All throughout the nation, America’s equally arrogant Ruling Class, every one of whom remain largely immune to the consequences of their utterly capricious decisions, have demonstrated ample amounts of similarly elitist contempt for their fellow Americans. Americans trapped in an unemployment pandemic every bit as bad — if not worse — than the viral one.

Such realities apparently resonated with both Gov. Greg Abbott and the Supreme Court of Texas. Last Wednesday, Abbot amended his executive order. “I am eliminating jail for violating an order, retroactive to April 2, superseding local orders,” Abbott stated. “Criminals shouldn’t be released to prevent COVID-19 just to put business owners in their place.” A day later, the Court ordered Shelly’s release.

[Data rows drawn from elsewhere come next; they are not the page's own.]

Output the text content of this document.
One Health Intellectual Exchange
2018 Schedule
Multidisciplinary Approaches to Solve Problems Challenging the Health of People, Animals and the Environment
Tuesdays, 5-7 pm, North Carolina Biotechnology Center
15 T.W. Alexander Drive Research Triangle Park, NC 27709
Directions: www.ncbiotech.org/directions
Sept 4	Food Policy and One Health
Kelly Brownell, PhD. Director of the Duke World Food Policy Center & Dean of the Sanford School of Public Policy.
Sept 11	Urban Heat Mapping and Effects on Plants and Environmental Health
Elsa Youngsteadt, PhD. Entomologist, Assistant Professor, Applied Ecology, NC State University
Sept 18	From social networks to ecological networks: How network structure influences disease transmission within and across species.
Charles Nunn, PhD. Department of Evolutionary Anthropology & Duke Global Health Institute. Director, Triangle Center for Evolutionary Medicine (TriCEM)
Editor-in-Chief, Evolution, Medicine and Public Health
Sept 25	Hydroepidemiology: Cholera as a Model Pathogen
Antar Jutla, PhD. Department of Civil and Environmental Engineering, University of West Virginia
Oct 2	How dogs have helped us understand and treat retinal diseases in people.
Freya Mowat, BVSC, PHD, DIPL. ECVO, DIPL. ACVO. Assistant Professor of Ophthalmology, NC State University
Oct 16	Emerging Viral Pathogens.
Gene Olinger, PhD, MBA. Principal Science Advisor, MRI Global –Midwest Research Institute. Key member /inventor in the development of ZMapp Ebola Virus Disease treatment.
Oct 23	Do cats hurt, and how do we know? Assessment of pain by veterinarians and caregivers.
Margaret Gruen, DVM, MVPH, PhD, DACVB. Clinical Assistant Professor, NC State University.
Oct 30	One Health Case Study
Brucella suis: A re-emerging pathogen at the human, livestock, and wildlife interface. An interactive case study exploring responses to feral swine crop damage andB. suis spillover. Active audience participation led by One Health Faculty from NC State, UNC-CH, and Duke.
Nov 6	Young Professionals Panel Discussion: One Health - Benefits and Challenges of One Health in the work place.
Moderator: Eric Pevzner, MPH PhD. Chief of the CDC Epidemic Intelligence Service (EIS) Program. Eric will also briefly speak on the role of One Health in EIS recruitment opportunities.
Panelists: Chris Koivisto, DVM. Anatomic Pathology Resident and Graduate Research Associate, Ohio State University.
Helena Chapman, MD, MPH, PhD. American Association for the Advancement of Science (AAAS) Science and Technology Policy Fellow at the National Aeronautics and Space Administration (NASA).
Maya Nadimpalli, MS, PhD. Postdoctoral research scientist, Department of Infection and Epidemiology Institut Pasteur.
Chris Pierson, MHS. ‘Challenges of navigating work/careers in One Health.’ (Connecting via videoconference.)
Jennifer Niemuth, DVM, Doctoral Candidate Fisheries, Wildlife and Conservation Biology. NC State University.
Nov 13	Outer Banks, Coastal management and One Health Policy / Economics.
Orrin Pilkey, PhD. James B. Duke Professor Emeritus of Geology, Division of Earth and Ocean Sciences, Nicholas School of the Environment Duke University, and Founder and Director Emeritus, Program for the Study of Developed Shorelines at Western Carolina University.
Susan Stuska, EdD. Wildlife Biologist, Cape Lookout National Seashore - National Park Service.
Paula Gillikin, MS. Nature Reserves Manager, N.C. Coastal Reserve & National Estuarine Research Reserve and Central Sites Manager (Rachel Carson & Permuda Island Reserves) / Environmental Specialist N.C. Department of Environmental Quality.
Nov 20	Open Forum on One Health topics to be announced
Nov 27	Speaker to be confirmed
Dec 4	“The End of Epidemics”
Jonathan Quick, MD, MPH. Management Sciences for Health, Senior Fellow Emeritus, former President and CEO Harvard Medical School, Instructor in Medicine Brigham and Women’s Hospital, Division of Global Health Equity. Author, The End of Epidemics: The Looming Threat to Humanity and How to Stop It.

“If we wish to be free,” Henry stated, “if we mean to preserve inviolate those inestimable privileges for which we have been so long contending — if we mean not basely to abandon the noble struggle in which we have been so long engaged, and which we have pledged ourselves never to abandon until the glorious object of our contest shall be obtained — we must fight! I repeat it, sir, we must fight!”

Two hundred and forty five years later, nothing has changed. Americans must once again fight to defend our Liberty. There is no nobler struggle than that. Kudos to Shelly Luther for reminding us.